Gilandia se quedó sin saber qué decir. No entendía muy bien a qué venía aquello, aunque se fijó entonces más en detalle en las dos figuras encapuchadas que estaban junto a ella, y que se estaban descubriendo el rostro.

No tardó en reconocer a la primera, pues no era la primera vez que veía a Líodon. Tardó un poco más en reconocer a la segunda. En ponerse la mano frente a la boca abierta, totalmente petrificada.

–Mi señor...– se arrodilló cuanto fue capaz de reaccionar.

–Levántate– le ordenó Eldi –. Tenemos mucho de qué hablar. Me alegro de conocerte, mis hijos me han hablado de ti.

Aún no se acostumbraba a que se arrodillaran delante de él, aunque ya no le sorprendía. Lo había visto lo suficiente en las últimas horas.

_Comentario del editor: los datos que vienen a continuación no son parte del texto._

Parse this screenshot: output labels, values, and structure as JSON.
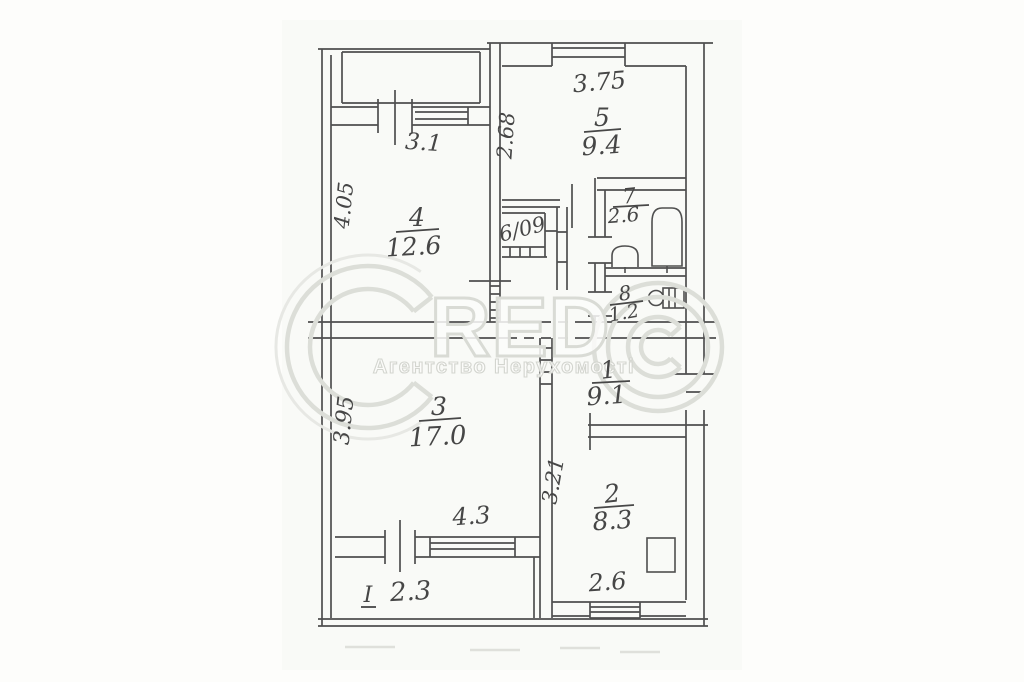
{
  "watermark": {
    "brand_letters": "RED",
    "subtitle": "Агентство Нерухомості"
  },
  "rooms": {
    "r1": {
      "number": "1",
      "area": "9.1"
    },
    "r2": {
      "number": "2",
      "area": "8.3"
    },
    "r3": {
      "number": "3",
      "area": "17.0"
    },
    "r4": {
      "number": "4",
      "area": "12.6"
    },
    "r5": {
      "number": "5",
      "area": "9.4"
    },
    "r6": {
      "label": "6/09"
    },
    "r7": {
      "number": "7",
      "area": "2.6"
    },
    "r8": {
      "number": "8",
      "area": "1.2"
    }
  },
  "dimensions": {
    "room4_top": "3.1",
    "room4_left": "4.05",
    "room5_top": "3.75",
    "room5_left": "2.68",
    "room3_left": "3.95",
    "room3_bottom": "4.3",
    "balcony_mark": "I",
    "balcony_value": "2.3",
    "room2_left": "3.21",
    "room2_bottom": "2.6"
  }
}
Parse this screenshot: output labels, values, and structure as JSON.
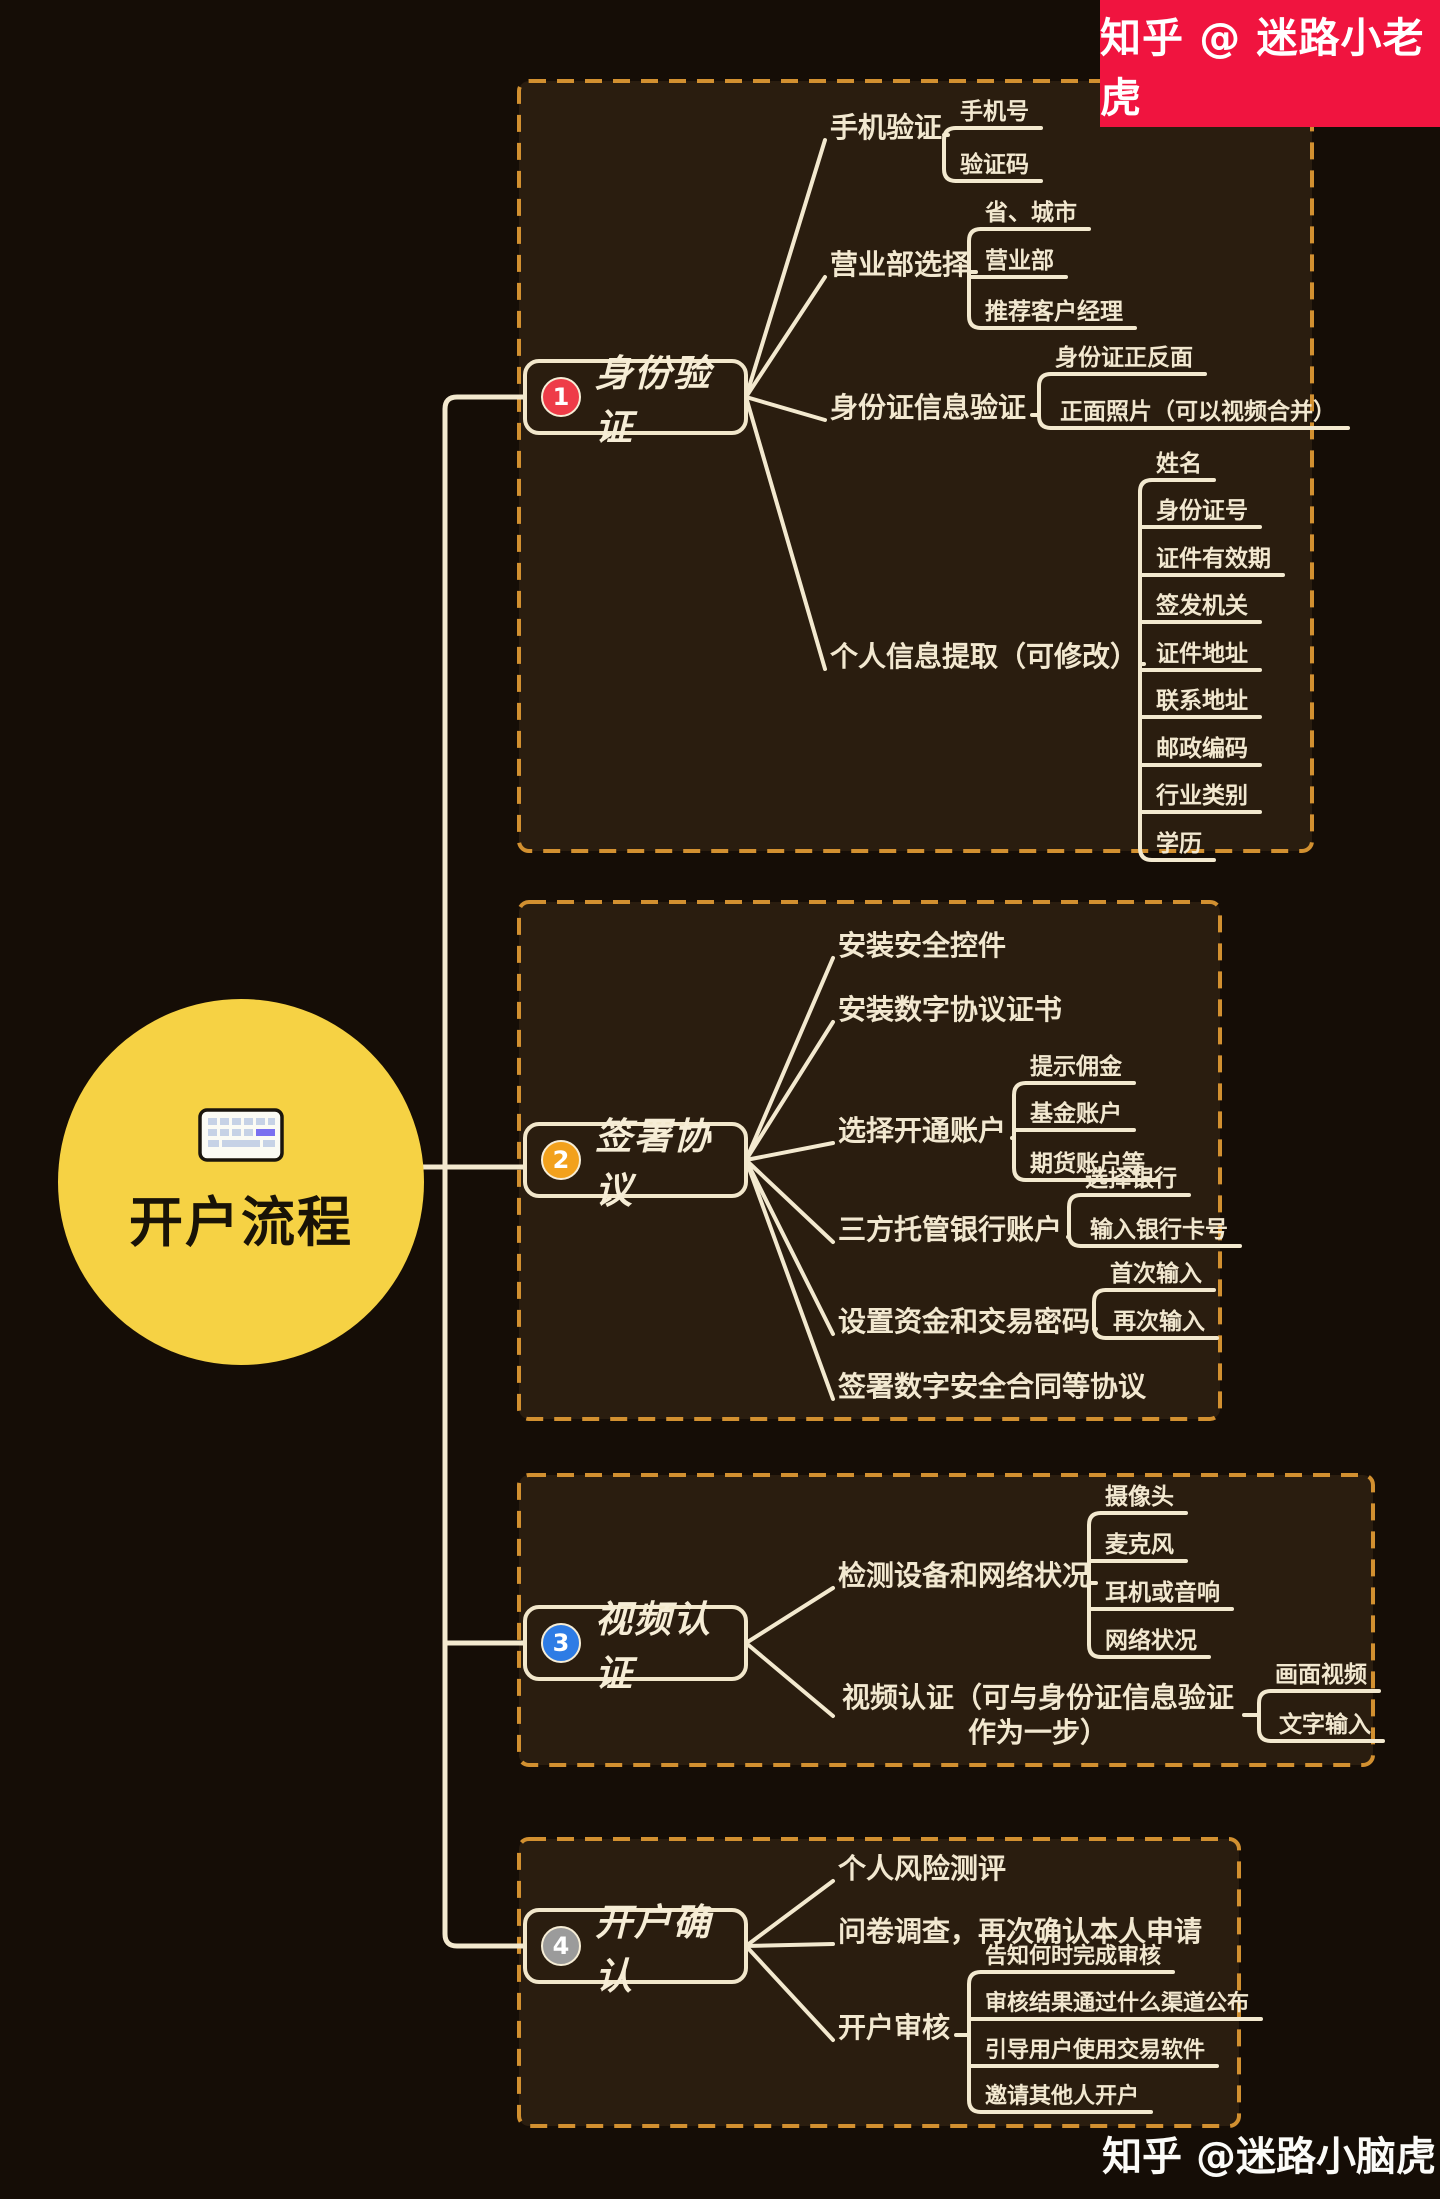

Habían estado utilizando la red de portales fijos de los rebeldes para ir de un noble a otro, visitando a todos los afines. Aprovechaba cada vez para colocar un Portal de Salida cerca, y traía a sus hijos con su propio Portal. Usar el otro tenía un coste que no era necesario pagar.

Finalmente, tras una corta conversación, se dirigieron a su última destinación. Quizás, la que Eldi más anhelaba



–Mideltya, ¿puedes quedarte atendiendo un momento? Tengo que ir a la trastienda. Creo que debe de estar por ahí el paquete negro– pidió Ted.

–Claro– sonrió la elfa, haciendo que el corazón del joven latiera por un momento con más fuerza.

Estaban en su tienda, la que a menudo era llevada por la elfa, dado que él viajaba mucho. Se suponía que por negocios, pero ambos conocían la verdad.

Si bien casi todos los vecinos los consideraban una pareja, lo cierto es que ninguno de los dos se había confesado al otro. Se amaban, y ambos lo sabían, pero había ciertos problemas familiares. Él era un semielfo, y ella era hija de una familia de noble linaje, que no veía con buenos ojos el emparejamiento. Si bien el padre de él era aceptable, un elfo respetable, la madre era una simple humana, o al menos eso creían.

Ella estaba con él a pesar del recelo de sus padres, pero no quería dar el paso aún, tenía esperanza de convencerlos, ahora más que nunca.

Él comprendía su vacilación. Su matrimonio podría significar romper los lazos con su familia, algo que sabía que a ella le dolería.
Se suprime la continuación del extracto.